А близнята, подхватив себе еще две пары детей, неслись с звонким смехом и радостным криком через бурьяны, через гряды снова в темный гаек.

– Я тебе расскажу про недобрую козу, – начала Ганна. – Жил себе дид та баба, и был у них внучек хороший, хороший, послушный, а хозяйства всего навсего – только коза. Жалеют все эту козоньку: поят, кормят, гулять посылают; а козонька ме ке ке да ме ке ке... жалуется, что ее голодом морят. Вот раз дид посылает ее...

– А что себе думает панна Ганна, – прервал рассказ незаметно подошедший дед, – что у нас ульев нема?..

Седая борода деда спускалась до пояса, а из за широких желто белых нависших бровей еще светились огнем черные очи.

– А для чего ж вам, диду, теперь ульи?

– Хе, для чего? Для роев, – усмехнулся дед, покачав головою, – вот тебе, панно, и диво! Господарь наш, продли ему господь веку, все казакует, а мы тут ему господарюем; вот солнышко пригрело, а муха божья и взыграла, да сегодня нам аж пять ройков прибыло...

– Так поздно? – изумилась Ганна.

– A чтo ж ты думаешь, панно моя люба, если поздние, так ни на что и не нужны? Как бы не так! Не такой дид, чтобы им рады не дал. Так то, моя крале! Вот мне и нужно новых штук десять ульев, да не вербовых, а липовых... Хе, для такой пышной силы липовых!

– Есть у меня, диду, еше пять ульев, на чердаку.

– А цто зе дид сделал? – дернул за рукав Ганну Юрко, укладываясь на ступеньке.

– Постой, родненький мой, я вот только... – хотела было встать Ганна.

– Что дид сделал, казаче? А вот собрал, медком накормил... Хе! Да ты уже никак спишь? Чем казак гладок? Наелся и на бок! То то, – продолжал словоохотливый дед, – поздние! И поздние, и ранние – все нужны: вот ты ранняя у меня, а стоишь, може, сотни поздних, а я вот поздний, древний, а еще, если гукнут клич, так мы и за ранних справимся... Ого го! Еще как! – потряс он кулаком.

– Где уж вам! – улыбнулась Ганна.

– Ты с дида, крале, не смейся, – понюхал дед табаку из тавлинки, – заходил это ко мне человек божий, дак говорит, что вы, диду, избрали благую часть, что у вас тут любо да тихо, как в ухе, а там, говорит, на Брацлавщине, стоном стон стоит, паны захватывают в свои руки предковечные степи, отнимают от наших людей дедовское добро... Налетит, говорит, с ватагою пан – и только пепел да кровавые лужи остаются от людского поселка.

– Боже правый! – всплеснула руками Ганна.

– То то, моя жалобнице!

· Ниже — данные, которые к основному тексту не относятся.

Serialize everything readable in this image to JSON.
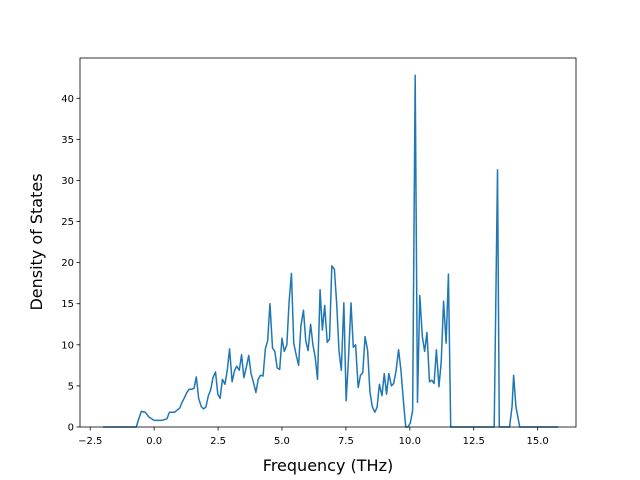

Так если бы сюда, на нашу краину, налетели такие коршуны лиходеи, как ты думаешь, крале, – я усидел бы в пасике? Ого го! Да коли б на дида не хватило кривули, так я с косой бы пошел... с уликом... Думаешь, не пошел бы? Ого!

– Верю, верю, диду, – взглянула на него ласково Ганна, – а вот у меня души нет за дядька Богдана...

– Э, панно, – мотнул бородой дед, – за дядька не бойся, не такой он... казачья душа у Христа за пазухой...

Дед направился к калитке, а Ганна повернулась и увидела, что на пороге светличных дверей стоит престарелый "профессор" старшего сына Богдана, Тимка{72}.

– Ясновельможная панно, – жаловался он, держа на широком поясе сложенные руки, – с юною отраслию славного рода вельможного панства познания идут зело неблагопотребно.

Сморщенное, как печеное яблоко, лицо жалобщика с клочковатой бородой и торчащей косичкой было крайне комично.

– А что, ленится разве Тимко?

– Смыкает зеницы, дондеже не воспрянет от бремени науки.

– Я, отче Дементий, попрошу его, – улыбнулась Ганна.

– "Наука потребует дрюка", – рече Соломон мудрый, – поклонился низко "профессор", – впрочем, если панская ласка, то просил бы сырцу малую толику и свиного смальца.

– Идите к Мотре, она все выдаст.

"Профессор" с низким поклоном ушел, а Ганна обернулась к Юрку и увидела, что головку его поправляла уже сутуловатая, почтенного вида старуха, в длинной, повязанной вокруг очипка и лица белой намитке, концы которой спускались сзади до самого долу, и в темного цвета халате – особого рода женской верхней одежде, почти исчезнувшей ныне в народе.

– Бабусю серденько, – обратилась к ней Ганна, – а что это Мотря приходила еще за харчами, прибавилось молотников, что ли?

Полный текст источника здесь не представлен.